Justice Center for Legal Aid
- Formation: 2008
- Purpose: legal aid
- Headquarters: Amman, Jordan
- Region served: Jordan
- Key people: Hadeel Abdel Aziz, Executive Director
- Website: www.jcla-org.com/en

= Justice Center for Legal Aid =

Non-government organization

Justice Center for Legal Aid (JCLA) is a Jordan-based non-profit and non-governmental organization that was established in 2008 and is registered with the Jordanian Societies Registry.

Since being founded in Amman in 2008, JCLA has expanded from a single legal aid clinic in Amman to Jordan's largest legal aid provider, with 21 clinics spread throughout the country's 12 governorates. JCLA is the first legal aid organization established in Jordan, a country with 13 active organizations that provide legal aid. JCLA defends more clients than the other 12 organizations combined.

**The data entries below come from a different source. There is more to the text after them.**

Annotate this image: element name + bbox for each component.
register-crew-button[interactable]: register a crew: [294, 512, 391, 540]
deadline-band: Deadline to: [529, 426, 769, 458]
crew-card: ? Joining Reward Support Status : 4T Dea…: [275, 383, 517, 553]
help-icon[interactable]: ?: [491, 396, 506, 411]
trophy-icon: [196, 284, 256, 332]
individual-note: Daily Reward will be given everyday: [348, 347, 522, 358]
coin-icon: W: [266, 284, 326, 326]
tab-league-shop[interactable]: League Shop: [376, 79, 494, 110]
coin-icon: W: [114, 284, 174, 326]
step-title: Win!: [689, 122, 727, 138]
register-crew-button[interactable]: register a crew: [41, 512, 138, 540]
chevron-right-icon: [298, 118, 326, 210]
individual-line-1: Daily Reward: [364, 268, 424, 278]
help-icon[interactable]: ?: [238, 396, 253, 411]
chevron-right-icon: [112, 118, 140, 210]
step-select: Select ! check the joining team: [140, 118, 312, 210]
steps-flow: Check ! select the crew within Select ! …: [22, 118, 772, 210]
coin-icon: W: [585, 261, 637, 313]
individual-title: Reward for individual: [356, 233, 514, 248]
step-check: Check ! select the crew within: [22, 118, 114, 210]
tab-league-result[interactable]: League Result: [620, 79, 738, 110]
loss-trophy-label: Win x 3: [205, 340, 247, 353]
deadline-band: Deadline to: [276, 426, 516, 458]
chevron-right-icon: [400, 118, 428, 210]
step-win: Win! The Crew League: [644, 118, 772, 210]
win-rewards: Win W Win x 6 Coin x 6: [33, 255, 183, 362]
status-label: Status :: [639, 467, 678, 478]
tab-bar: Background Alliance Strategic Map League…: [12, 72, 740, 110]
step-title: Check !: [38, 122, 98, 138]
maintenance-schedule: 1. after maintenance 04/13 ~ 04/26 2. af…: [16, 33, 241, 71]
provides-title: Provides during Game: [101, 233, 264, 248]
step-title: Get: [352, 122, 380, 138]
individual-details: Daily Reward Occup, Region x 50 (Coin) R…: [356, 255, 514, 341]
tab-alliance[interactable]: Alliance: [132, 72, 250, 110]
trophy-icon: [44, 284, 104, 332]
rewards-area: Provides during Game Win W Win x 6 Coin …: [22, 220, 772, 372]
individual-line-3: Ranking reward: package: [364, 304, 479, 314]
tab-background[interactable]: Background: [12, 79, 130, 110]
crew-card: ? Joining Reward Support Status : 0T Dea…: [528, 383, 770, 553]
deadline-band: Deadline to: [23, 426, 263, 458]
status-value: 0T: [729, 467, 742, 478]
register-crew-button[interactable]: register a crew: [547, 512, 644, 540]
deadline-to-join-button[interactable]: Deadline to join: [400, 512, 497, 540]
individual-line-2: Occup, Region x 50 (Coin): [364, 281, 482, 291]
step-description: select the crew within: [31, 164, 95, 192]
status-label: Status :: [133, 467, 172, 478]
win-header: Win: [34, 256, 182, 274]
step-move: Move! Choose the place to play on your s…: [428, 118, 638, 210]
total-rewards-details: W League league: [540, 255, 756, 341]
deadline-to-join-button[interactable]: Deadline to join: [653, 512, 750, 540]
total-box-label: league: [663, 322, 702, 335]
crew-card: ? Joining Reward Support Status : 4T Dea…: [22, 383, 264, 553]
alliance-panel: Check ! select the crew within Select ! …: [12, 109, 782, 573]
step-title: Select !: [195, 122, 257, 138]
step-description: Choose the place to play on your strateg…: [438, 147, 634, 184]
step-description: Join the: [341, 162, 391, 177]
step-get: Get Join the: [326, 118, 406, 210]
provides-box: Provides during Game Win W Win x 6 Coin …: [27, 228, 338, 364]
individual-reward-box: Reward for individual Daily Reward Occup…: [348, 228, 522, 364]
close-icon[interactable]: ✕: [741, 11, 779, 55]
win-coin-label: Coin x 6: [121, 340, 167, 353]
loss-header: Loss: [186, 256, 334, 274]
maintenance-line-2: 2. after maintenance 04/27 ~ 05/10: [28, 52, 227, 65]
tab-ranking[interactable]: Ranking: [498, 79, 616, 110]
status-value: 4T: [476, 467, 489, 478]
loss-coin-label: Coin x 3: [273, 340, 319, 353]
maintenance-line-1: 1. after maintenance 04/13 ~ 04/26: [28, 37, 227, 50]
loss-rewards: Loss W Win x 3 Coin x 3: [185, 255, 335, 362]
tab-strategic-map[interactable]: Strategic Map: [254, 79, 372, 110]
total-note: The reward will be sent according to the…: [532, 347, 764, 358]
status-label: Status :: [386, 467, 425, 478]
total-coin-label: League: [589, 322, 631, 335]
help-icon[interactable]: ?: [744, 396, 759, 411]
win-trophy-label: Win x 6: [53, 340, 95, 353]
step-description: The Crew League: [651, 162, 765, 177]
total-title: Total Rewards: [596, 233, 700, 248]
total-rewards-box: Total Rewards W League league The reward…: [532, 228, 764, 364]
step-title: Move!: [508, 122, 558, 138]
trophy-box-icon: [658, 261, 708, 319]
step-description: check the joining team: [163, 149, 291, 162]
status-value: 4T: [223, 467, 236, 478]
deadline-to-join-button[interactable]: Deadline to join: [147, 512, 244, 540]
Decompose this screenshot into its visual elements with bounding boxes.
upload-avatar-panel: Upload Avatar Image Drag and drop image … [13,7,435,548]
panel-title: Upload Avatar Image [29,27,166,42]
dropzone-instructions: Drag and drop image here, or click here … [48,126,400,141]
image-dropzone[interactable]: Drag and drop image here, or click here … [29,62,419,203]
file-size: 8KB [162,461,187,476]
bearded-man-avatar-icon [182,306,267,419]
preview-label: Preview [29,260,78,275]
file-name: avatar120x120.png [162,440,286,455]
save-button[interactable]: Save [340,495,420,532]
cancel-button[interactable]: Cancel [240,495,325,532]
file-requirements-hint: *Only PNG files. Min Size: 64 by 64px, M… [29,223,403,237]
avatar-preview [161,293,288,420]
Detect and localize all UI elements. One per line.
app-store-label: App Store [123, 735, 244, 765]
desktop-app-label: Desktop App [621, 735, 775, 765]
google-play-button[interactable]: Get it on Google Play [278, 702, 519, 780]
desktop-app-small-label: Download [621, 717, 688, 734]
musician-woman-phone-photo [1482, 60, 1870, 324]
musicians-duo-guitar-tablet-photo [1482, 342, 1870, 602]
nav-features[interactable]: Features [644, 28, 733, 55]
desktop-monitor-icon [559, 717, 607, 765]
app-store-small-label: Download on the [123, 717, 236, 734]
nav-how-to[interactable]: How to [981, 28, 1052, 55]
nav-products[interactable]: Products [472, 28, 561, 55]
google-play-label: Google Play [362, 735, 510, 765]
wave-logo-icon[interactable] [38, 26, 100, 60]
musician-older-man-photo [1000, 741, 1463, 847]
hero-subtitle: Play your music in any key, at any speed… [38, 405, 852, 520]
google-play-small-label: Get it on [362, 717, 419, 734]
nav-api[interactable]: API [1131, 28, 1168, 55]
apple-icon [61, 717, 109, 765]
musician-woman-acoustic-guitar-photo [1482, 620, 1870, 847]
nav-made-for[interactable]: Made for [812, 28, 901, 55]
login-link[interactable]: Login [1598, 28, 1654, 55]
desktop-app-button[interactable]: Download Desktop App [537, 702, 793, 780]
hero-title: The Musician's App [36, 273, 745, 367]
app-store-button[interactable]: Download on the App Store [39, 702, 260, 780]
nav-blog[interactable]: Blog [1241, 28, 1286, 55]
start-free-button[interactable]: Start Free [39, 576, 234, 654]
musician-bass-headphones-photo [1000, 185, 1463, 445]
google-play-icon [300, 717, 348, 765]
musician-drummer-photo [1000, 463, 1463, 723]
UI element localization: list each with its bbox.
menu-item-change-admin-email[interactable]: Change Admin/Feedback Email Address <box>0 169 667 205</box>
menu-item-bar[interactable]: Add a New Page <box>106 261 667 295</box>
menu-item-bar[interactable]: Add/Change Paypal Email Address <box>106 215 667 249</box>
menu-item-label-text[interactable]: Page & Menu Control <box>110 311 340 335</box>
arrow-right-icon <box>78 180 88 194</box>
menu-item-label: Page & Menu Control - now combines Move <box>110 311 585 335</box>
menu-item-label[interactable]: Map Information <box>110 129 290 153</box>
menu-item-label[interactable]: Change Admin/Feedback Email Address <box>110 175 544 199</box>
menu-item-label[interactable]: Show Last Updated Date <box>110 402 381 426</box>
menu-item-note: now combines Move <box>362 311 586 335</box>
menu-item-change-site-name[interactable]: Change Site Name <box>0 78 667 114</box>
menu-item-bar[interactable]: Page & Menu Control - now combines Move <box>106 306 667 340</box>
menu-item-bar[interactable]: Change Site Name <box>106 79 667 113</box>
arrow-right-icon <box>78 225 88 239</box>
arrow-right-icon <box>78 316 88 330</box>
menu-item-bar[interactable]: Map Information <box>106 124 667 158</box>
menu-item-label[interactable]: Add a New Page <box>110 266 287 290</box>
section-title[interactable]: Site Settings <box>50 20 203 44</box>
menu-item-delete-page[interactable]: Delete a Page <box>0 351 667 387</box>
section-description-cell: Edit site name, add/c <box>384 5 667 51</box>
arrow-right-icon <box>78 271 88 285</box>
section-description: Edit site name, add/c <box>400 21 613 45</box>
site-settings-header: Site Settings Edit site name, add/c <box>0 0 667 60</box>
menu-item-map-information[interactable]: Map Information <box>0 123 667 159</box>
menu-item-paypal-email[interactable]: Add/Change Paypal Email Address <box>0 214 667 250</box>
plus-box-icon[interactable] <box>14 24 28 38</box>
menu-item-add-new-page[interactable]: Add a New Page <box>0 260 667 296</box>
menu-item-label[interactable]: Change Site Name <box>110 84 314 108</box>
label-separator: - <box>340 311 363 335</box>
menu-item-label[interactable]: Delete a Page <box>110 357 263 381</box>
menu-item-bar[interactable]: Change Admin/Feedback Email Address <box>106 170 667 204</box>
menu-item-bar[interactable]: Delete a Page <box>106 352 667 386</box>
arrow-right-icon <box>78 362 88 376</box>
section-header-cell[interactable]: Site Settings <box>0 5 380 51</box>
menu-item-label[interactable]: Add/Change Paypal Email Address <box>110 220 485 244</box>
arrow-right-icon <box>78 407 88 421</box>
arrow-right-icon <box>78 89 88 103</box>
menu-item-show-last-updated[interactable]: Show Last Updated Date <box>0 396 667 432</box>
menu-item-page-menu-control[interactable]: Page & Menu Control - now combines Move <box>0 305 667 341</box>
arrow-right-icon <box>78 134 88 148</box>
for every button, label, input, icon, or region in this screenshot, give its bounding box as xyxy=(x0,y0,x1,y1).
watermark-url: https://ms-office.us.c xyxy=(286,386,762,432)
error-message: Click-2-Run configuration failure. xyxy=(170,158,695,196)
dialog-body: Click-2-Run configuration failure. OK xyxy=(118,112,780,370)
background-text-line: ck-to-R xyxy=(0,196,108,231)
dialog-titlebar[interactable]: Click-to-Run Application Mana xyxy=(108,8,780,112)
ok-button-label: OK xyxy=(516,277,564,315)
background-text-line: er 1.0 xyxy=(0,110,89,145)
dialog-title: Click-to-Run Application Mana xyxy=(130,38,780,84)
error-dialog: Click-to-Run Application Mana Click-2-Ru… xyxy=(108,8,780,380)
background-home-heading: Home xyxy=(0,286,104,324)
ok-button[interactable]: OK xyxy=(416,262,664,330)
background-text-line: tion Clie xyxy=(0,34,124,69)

Each month, JCLA provides legal consultations to approximately 375 beneficiaries, legal counsel to approximately 150 beneficiaries in 200 cases, and awareness sessions to approximately 3600 vulnerable citizens. Nearly 80 per cent of recipients of the center's services are Jordanian citizens, and between 60 and 70 per cent of them are women who face financial hardships.

==Services==

JCLA holds awareness-raising sessions and informational campaigns targeting people in Jordan to educate them about their rights and obligations under the law. Additionally, it provides legal aid for those who are unable to afford a private lawyer, handling approximately 2000 cases per year as of 2017, with approximately 5000 consultancy cases per year. JCLA also delivers over 1,600 awareness lectures annually, in partnership with several governmental and non-governmental partners. JCLA's legal assistance includes providing legal counseling for both criminal matters as well as civil disputes. JCLA also provides assistance for registration for birth, death, and marriage certificates to allow access to government services.

JCLA has programs to support migrants and refugees, women, juveniles, victims of domestic assault, and people with disabilities. JCA provides legal representation and assistance for civil, criminal and family law (sharia) cases.

==Referral Partnerships==

JCLA has over 70 referral partnerships with agencies that refer beneficiaries to JCLA's legal assistance services across 74 locations. These partnerships include government agencies (such as the Ministry of Justice, Ministry of Social Development, and Public Security Directorate) as well as and NGOs (such as the Norwegian Refugee Council, the Iraqi Refugee Assistance Program, Ruwwad and Tkiyet Um Ali).